The term Film Design is the overall visual and audio approach to a film’s story, encompassing every visual design choice from the sets, costumes, hair, makeup, cinematography, sound, and editing. The definition of the word design is to craft a plan for others to execute. It’s the director or show runner’s job to craft the creative vision for a project then oversee and guide all design elements to a cohesive outcome. It is the delegation of our creative vision, or film’s design, through collaboration with our department heads and the producers, whose job is to help shape the filmmaker’s plan to fit into the resources and budget available to them.
If we, as the director or showrunner, don’t have a plan in place, it makes the dissemination of our creative vision difficult to achieve and enact. Even more problematically, if we aren’t able to clearly articulate our creative vision across the board, it’s possible that we will create a disconnection and lack of cohesion between the different elements. When we aren’t able to communicate out our vision clearly, our partners won’t be able to work together cohesively.

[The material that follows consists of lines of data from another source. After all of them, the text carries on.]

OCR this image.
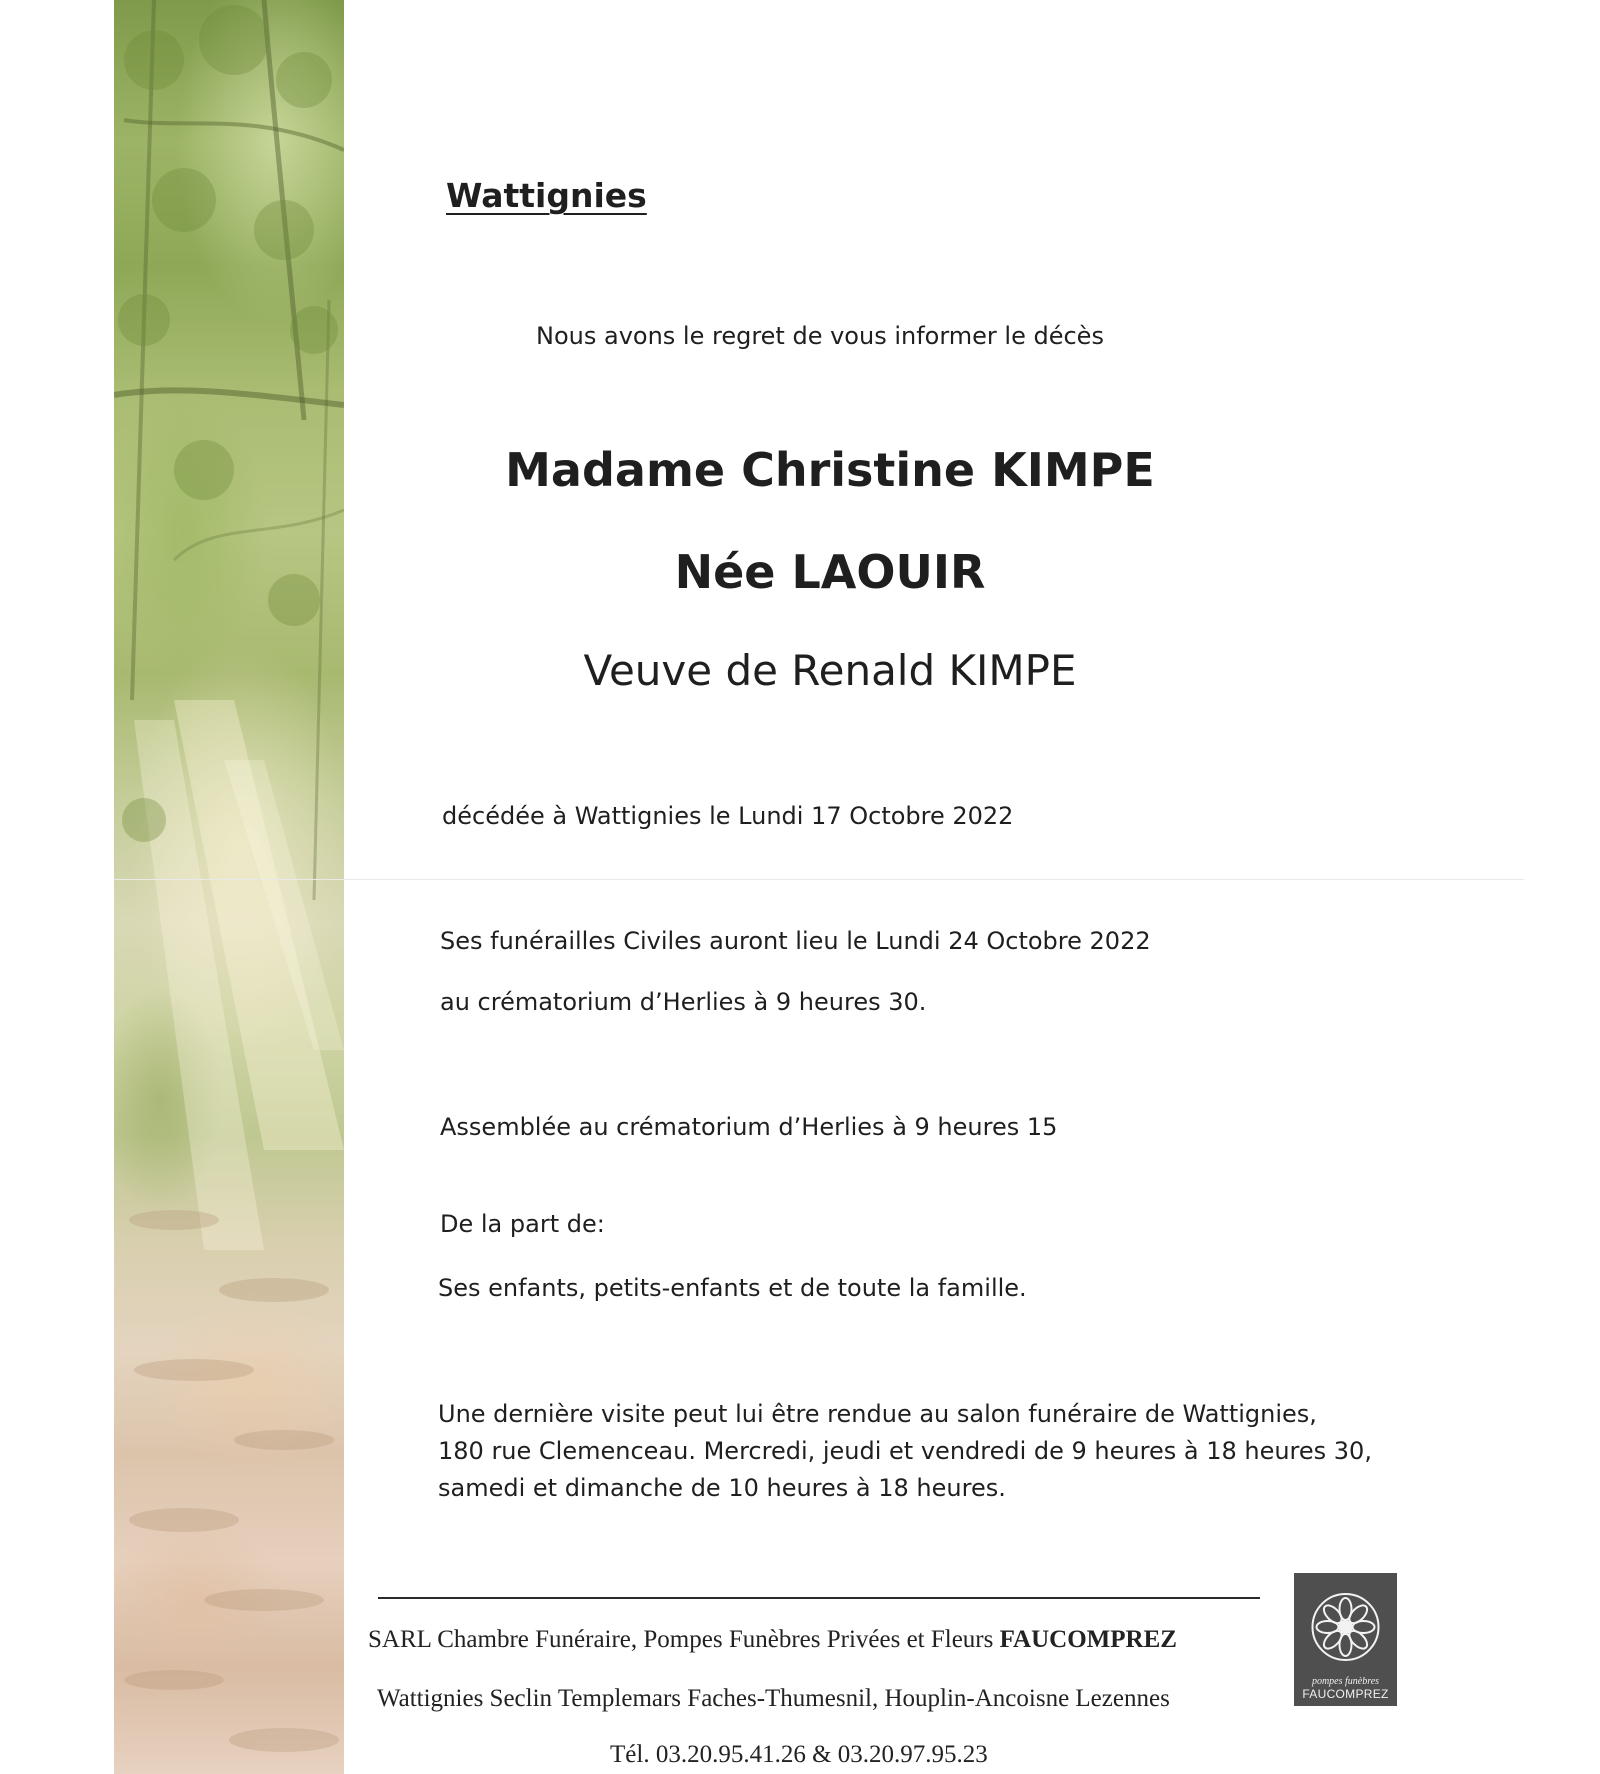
Wattignies
Nous avons le regret de vous informer le décès
Madame Christine KIMPE
Née LAOUIR
Veuve de Renald KIMPE
décédée à Wattignies le Lundi 17 Octobre 2022
Ses funérailles Civiles auront lieu le Lundi 24 Octobre 2022
au crématorium d’Herlies à 9 heures 30.
Assemblée au crématorium d’Herlies à 9 heures 15
De la part de:
Ses enfants, petits-enfants et de toute la famille.
Une dernière visite peut lui être rendue au salon funéraire de Wattignies,
180 rue Clemenceau. Mercredi, jeudi et vendredi de 9 heures à 18 heures 30,
samedi et dimanche de 10 heures à 18 heures.
SARL Chambre Funéraire, Pompes Funèbres Privées et Fleurs FAUCOMPREZ
Wattignies Seclin Templemars Faches-Thumesnil, Houplin-Ancoisne Lezennes
Tél. 03.20.95.41.26 & 03.20.97.95.23
pompes funèbres
FAUCOMPREZ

Become an expert communicator about Design
To be clear, we don’t needs to be experts at design for these conversations to occur, we just need to be an expert at communicating about our design. Becoming a strong film design communicator requires two areas of knowledge: what your intention with the overall story and its individual story beats are. What do you want the audience to walk away knowing and feeling? What are the major moments in the story for you and how do they relate to one another? What type of journey do you want to take the audience through?
What’s your intention?
Once we know our intention with the story, we can then look at how our tools, the Five Tenets of Design can be utilized to support our intentions and meanings from moment to moment in the story. The Five Tenets of Design—color, line/form, texture, scale/space, and movement—create meaning through their juxtaposition and composition over the course of our films. How are we utilizing line/form or color across our Storytelling Layers 2 through 4?
Get Crystal Clear
Your goal is to be crystal clear about your intention with the story as a whole and its individual beats. When you’re clear about where you want to go and the point of each moment in your film. How can the design elements at hand support your creative intention with your film? When looking at the images your collaborators bring you, ask yourself what do you see? If the image resonates—what is it specifically? Is it the color? The way the light hits an object? The textures of the world? If it doesn’t work, why? What is missing? What isn’t working in the image? By getting clear about these elements and
When we start to think about our film’s overall aesthetic as Film Design, we allow ourselves to start building the vision for the film as one cohesive thought rather than siloed ideas of this is costumes, this is production design, this is cinematography, etc. The different design elements require connective tissue between them all to craft a cohesive vision. If we only talk about design in terms of Production Design, we cut off the communication between the elements and solely focus on one area instead of the piece as a whole.